2. The dry titanium crystal multi-stage sieving device according to claim 1, characterized in that: The ends of the channel (13) are a non-magnetic material channel (130) and a magnetic material channel (131), respectively. The magnetic roller (10) includes an outer sleeve (100), and a permanent magnet (101) is provided inside the outer sleeve (100). The permanent magnet (101) is assembled on the side facing the non-magnetic material channel (130).

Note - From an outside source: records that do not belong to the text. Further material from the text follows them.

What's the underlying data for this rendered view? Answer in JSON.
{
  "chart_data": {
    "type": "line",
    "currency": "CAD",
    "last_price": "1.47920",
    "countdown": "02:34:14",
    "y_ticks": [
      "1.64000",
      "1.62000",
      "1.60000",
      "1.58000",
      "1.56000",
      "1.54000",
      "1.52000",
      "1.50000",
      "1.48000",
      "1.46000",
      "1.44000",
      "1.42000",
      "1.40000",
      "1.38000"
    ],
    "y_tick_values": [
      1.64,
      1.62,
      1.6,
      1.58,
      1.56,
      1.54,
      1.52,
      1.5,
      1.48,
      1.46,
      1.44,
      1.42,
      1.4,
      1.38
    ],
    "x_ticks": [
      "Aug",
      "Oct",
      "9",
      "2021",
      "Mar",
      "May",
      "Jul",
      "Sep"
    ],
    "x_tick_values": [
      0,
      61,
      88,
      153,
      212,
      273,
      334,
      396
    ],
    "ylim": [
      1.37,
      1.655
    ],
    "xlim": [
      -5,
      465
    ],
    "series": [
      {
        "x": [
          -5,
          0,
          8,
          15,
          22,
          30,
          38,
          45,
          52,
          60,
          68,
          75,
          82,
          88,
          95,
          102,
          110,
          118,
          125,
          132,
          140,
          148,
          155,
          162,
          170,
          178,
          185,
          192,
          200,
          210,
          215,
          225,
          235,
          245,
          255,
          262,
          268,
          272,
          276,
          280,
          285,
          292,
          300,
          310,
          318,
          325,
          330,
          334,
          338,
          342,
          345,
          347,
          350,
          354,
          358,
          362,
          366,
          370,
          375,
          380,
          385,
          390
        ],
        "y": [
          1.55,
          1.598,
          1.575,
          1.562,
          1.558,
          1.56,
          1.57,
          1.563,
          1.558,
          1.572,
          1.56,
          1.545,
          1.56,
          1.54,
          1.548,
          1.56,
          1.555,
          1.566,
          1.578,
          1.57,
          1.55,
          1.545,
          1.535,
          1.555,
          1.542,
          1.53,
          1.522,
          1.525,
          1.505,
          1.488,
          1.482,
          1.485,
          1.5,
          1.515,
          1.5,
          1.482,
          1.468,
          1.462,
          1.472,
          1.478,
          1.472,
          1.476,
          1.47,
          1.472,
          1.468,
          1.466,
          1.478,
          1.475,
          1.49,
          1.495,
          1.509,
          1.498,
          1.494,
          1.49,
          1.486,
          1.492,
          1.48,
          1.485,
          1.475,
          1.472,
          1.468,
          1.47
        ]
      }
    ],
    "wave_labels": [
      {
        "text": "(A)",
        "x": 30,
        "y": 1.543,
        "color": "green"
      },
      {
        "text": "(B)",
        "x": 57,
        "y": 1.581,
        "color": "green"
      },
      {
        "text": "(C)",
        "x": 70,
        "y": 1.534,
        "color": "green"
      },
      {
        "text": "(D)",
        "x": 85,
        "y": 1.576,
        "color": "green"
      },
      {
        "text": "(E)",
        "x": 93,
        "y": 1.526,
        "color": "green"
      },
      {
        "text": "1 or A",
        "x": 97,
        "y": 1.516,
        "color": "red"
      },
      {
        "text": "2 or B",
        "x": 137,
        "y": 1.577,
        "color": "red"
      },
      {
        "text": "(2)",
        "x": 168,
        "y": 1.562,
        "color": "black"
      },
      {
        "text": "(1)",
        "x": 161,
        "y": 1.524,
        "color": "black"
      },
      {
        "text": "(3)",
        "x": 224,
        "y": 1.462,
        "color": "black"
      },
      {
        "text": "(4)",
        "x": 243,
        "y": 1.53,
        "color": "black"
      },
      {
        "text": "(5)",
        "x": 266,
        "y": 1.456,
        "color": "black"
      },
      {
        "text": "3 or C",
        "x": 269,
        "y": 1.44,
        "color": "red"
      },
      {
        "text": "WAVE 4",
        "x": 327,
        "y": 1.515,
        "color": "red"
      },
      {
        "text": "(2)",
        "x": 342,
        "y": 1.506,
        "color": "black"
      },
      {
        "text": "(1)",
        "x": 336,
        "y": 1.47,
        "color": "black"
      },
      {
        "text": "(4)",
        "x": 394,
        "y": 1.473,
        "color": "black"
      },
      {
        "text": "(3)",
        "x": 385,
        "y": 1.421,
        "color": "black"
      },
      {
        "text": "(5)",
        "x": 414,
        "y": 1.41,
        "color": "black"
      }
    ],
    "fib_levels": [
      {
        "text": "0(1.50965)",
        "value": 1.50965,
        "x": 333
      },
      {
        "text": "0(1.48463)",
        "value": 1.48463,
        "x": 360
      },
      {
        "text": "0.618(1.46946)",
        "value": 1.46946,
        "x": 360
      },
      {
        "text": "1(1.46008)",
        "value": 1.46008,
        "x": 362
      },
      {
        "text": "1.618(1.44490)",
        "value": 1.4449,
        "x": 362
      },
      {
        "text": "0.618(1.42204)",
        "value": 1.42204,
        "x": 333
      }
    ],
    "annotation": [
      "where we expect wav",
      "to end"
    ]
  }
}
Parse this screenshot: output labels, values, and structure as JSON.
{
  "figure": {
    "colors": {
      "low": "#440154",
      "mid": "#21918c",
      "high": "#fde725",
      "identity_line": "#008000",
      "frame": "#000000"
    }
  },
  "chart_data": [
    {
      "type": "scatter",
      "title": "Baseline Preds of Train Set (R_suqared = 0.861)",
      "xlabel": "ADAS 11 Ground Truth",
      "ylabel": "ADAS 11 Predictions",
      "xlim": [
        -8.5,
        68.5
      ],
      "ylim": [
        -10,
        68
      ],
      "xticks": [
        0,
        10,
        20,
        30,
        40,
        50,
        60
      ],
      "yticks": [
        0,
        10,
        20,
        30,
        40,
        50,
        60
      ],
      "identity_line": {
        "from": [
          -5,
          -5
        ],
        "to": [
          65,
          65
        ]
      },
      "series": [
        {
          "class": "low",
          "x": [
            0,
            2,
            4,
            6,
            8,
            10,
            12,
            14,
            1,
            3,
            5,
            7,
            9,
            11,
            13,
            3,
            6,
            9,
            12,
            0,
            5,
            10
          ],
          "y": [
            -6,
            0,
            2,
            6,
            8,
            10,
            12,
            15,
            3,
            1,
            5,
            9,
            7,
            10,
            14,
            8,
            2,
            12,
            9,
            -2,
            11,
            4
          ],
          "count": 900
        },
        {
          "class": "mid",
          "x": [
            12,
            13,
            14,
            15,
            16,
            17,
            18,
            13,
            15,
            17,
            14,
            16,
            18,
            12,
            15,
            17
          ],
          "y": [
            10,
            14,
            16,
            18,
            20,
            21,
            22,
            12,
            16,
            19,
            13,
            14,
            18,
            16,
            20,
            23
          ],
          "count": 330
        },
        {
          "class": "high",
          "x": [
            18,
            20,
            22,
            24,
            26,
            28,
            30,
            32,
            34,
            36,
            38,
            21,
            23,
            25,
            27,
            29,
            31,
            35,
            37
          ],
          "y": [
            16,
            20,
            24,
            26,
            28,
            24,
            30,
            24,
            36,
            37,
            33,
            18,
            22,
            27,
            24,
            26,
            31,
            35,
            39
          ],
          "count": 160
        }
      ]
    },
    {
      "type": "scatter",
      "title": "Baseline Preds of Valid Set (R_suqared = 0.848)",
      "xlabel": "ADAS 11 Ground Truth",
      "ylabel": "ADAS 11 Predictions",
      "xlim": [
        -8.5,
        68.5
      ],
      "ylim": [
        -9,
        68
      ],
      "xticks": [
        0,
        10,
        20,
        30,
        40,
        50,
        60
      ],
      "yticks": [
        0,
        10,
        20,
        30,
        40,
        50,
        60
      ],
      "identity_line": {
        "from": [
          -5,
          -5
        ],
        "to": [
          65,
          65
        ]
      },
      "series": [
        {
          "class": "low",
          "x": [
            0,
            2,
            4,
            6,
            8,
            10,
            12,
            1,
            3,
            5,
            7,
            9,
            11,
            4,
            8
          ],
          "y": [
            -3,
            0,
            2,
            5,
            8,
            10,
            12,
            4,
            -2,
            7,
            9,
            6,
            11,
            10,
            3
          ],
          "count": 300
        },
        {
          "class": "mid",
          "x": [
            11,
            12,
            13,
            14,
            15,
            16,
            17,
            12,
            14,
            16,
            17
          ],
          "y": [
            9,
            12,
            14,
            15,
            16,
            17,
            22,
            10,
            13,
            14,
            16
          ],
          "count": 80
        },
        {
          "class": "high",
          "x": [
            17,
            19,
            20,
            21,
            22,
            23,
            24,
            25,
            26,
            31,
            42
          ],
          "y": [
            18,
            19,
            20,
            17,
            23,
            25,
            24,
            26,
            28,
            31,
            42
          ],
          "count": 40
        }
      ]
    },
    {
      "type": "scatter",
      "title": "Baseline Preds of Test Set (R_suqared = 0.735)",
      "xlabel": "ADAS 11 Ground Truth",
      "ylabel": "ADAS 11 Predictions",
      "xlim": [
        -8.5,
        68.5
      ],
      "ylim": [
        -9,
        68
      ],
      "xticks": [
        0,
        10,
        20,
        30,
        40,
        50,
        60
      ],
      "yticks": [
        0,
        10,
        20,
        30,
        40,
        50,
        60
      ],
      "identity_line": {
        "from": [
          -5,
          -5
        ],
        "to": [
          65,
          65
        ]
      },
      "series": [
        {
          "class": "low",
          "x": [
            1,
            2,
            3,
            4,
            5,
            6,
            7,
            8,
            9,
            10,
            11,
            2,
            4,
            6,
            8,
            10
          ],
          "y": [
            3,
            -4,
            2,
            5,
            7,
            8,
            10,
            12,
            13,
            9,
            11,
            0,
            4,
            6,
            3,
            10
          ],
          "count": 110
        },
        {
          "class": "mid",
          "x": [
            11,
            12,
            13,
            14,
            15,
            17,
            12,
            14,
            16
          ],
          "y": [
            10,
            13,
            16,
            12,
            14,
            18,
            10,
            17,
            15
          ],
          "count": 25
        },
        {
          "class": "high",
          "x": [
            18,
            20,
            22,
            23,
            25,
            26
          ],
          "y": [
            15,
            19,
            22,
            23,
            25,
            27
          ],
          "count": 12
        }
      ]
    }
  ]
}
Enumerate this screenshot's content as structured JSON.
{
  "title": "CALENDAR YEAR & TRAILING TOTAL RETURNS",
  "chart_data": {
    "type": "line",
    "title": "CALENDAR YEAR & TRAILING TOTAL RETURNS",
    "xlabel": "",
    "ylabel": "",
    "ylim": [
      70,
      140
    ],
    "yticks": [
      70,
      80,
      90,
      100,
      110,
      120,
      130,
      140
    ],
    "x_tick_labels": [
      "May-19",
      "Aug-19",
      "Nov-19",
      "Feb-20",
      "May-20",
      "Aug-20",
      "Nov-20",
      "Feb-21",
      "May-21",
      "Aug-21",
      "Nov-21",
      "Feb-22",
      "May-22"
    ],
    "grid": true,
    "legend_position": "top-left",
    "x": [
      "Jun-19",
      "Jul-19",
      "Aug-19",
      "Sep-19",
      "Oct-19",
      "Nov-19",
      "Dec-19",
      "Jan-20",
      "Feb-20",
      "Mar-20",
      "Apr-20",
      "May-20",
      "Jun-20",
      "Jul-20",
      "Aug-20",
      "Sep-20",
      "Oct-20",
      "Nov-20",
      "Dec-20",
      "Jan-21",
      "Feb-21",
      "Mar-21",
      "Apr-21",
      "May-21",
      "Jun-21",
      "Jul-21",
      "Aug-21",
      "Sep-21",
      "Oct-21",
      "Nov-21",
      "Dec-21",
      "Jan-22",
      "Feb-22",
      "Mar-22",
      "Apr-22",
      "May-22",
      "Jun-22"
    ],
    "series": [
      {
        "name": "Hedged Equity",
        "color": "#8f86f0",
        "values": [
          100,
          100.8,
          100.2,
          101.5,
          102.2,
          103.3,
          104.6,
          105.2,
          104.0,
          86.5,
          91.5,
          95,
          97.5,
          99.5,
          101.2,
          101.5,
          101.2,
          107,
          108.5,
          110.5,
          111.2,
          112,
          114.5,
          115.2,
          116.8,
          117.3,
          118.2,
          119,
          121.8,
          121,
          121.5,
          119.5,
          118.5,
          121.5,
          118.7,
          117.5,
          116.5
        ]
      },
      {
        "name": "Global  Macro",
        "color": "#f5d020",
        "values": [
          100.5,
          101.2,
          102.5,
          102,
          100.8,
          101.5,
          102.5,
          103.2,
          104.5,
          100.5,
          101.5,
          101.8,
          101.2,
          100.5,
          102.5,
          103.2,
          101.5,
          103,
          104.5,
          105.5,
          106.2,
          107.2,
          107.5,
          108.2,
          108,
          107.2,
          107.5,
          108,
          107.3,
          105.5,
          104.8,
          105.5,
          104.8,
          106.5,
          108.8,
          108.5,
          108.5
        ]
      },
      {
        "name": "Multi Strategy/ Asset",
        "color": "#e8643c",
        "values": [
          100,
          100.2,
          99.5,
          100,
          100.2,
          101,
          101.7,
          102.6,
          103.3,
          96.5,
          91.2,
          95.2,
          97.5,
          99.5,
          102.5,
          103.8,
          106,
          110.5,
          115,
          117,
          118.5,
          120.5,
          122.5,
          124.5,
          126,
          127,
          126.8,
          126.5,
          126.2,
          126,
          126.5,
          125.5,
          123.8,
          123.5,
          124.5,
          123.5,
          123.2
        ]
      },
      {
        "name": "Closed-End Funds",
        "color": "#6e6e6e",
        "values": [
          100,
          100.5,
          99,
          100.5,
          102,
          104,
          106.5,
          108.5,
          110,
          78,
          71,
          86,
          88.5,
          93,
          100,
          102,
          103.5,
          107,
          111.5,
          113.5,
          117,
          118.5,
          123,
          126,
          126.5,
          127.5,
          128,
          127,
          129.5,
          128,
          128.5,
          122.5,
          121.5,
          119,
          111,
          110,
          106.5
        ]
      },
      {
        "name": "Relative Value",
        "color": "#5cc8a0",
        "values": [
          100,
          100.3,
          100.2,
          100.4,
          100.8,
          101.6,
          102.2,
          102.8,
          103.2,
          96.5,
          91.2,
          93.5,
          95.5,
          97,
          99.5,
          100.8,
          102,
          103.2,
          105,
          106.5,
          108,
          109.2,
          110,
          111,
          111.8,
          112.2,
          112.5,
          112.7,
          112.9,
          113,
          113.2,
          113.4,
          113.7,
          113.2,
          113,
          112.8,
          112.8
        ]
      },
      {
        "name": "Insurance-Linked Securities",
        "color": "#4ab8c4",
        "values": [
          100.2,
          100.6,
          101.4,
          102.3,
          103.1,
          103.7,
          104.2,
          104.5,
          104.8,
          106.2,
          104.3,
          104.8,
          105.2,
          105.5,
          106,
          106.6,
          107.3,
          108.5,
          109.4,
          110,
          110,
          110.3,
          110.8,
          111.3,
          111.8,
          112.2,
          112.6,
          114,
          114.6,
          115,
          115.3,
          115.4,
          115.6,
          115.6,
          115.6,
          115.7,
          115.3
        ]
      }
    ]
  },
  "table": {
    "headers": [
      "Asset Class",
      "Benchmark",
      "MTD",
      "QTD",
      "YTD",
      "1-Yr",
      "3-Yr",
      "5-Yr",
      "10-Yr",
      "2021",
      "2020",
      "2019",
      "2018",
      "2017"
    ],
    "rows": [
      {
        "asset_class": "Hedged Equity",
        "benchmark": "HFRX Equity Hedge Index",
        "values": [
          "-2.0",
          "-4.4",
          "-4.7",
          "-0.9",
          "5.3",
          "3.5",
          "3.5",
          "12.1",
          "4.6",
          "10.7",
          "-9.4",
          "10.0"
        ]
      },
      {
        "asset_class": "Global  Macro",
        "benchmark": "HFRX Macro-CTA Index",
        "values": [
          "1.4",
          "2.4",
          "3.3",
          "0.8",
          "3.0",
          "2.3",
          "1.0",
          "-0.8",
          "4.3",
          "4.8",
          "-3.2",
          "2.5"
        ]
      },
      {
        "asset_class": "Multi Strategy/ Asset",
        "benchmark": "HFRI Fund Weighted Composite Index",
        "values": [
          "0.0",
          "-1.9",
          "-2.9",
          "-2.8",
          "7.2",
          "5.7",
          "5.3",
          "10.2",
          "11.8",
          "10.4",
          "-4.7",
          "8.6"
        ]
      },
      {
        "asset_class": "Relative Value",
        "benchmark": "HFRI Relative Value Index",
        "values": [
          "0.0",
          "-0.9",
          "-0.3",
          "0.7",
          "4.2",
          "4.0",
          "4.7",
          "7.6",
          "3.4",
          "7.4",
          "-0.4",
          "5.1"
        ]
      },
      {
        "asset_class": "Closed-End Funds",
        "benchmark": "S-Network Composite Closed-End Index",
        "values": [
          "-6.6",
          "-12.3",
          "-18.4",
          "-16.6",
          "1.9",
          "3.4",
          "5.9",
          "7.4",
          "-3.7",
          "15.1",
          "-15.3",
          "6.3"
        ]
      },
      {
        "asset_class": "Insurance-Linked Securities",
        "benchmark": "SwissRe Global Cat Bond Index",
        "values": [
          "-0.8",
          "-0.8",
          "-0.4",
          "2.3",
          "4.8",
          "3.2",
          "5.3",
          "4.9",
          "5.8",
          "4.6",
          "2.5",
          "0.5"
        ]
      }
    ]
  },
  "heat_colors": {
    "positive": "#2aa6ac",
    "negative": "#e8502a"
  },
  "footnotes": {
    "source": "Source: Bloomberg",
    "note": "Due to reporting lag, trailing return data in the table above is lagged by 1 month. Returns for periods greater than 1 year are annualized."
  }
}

3. The dry titanium crystal multi-stage sieving device according to claim 1, characterized in that: The inclined belt conveyor (4) includes an inclined first support (40), with first idler rollers (41) symmetrically arranged at both ends inside the first support (40), and a first belt (42) fitted between the first idler rollers (41). The first support (40) is also provided with a first transmission motor for driving the first idler rollers (41) to rotate. The two ends of the first support (40) are provided with matching transfer mechanisms (43) corresponding to the discharge port of the magnetic separator (1) and the feed port of the vibrating screen (2).
4. The dry titanium crystal multi-stage sieving device according to claim 1, characterized in that: The linear belt conveyor (3) includes a horizontally placed second support (30), with second idlers (31) symmetrically arranged at both ends inside the second support (30), and a second belt (32) fitted between the second idlers (31). The second support (30) is also provided with a second transmission motor for driving the second idlers (31) to rotate.
5. The dry titanium crystal multi-stage sieving device according to claim 1, characterized in that: The vibrating screen (2) includes a support (20), a screen (21) is provided on the support (20), a vibrating motor (22) is provided inside the support (20) to drive the screen (21) to vibrate, and a diversion channel (23) is provided at the end of the support (20) corresponding to the discharge port of the screen (21).
6. The dry titanium crystal multi-stage sieving device according to claim 5, characterized in that: The screen (21) has three layers from top to bottom. The screen (21) of the uppermost layer has a mesh size of 2 mm, the screen (21) of the middle layer has a mesh size of 1 mm, and the screen (21) of the lowermost layer has a mesh size of 0.5 mm.